Outcome and prognosis in ILC are generally favorable especially in the luminal A type. In the SEER study including 27,639 patients with ILC and 235,769 patients with IDC treated between 1993 and 2003, a stage-matched analysis showed that the 5-year disease-free survival was significantly better for ILC than IDC with a hazard ratio of 0.86 [68
]. However, due to its more indolent course, patients with ILC usually present at a higher stage at initial diagnosis [69
], and a higher rate of late metastases in atypical locations compared to IDC [62
]. Since HER2(+) breast cancer has been associated with poor prognosis and early metastasis, molecular studies have been conducted to demonstrate the underlying mechanism of HER2 in tumor metastasis. It has been shown that HER2 may cause E-cadherin downregulation [70
], which subsequently causes tumor cells to become more discohesive and therefore increases the risk of metastasis. Harper et al. further identified a mechanism for early dissemination in which HER2 aberrantly activates a program similar to mammary ductal branching that generates early disseminated cancer cells that are capable of forming metastasis after a dormancy phase [71
]. This mechanism may explain IDC metastasis in particular HER2(+) IDC metastasis well. However, for ILC that E-cadherin is already low or absent, other mechanisms seem to be necessary for its late atypical metastasis and warrant future studies. Our study has shown a higher metastatic rate in the HER2(+) ILC group but the overall survival is not statistically different from the HER2(−) ILC. This may be partly due to the efficacy of anti-HER2 treatment in HER2(+) group patients or relatively short follow-up period.

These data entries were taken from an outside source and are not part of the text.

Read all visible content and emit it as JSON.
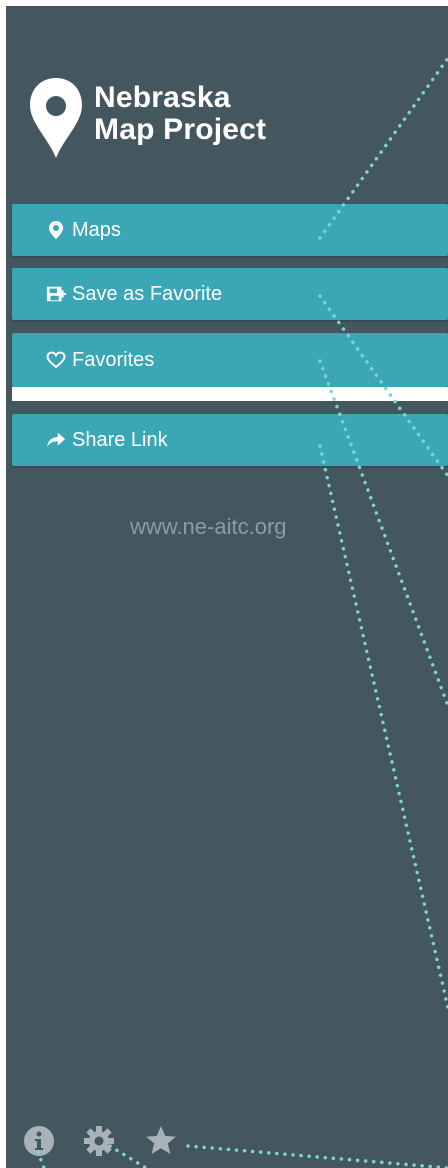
{
  "app": {
    "title_line1": "Nebraska",
    "title_line2": "Map Project",
    "website": "www.ne-aitc.org"
  },
  "menu": {
    "items": [
      {
        "label": "Maps",
        "icon": "map-marker-icon"
      },
      {
        "label": "Save as Favorite",
        "icon": "floppy-save-icon"
      },
      {
        "label": "Favorites",
        "icon": "heart-icon"
      },
      {
        "label": "Share Link",
        "icon": "share-arrow-icon"
      }
    ]
  },
  "footer": {
    "icons": [
      "info-icon",
      "gear-icon",
      "star-icon"
    ]
  },
  "colors": {
    "panel_bg": "#44575f",
    "button_bg": "#3aa6b6",
    "dotted_line": "#7fd1d8",
    "icon_gray": "#a7b3b8"
  }
}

To understand the role of HER2 in ILC tumor biology at the molecular level is critical because there are more and more anti-HER2 drugs are being developed. Ever since trastuzumab, which binds to the domain IV region of the extracellular site of the HER2 protein has become a doorbuster in treating HER2(+) breast cancer by preventing dimerization, signal transduction and cell survival [72
], newer drugs have been targeting combination of mutated genes to overcome drug resistance. Pertuzumab can prevent dimerization of HER1 (EGFR) and HER3 by binding to domain II of extracellular component of HER2. As a dual tyrosine kinase inhibitor, lapatinib binds to HER1 in addition to HER2 and therefore can subsequently prevents activation of MAPK pathway and AKT pathway. Similarly, neratinib inhibits HER1, HER2 and HER4 that can impact downstream signaling of MARPK and AKT pathways [63
]. However, drug resistance to HER2 can develop if intracellular alteration occurs. ILC, in particular, has more frequent mutations in the PI3K pathway including PIK3CA, PTEN, and AKT1 [66
], could potentially have a higher drug resistance rate. From medical oncology standpoint, it may be worthwhile to send HER2(+) cILC cases with uncertain prognosis potential to BluePrint, MammaPrint or Oncotype Dx test to obtain a more comprehensive molecular genetic picture of the tumor, that may help oncologists make treatment decision for management of this rare subset of HER2 (+) low grade breast cancer.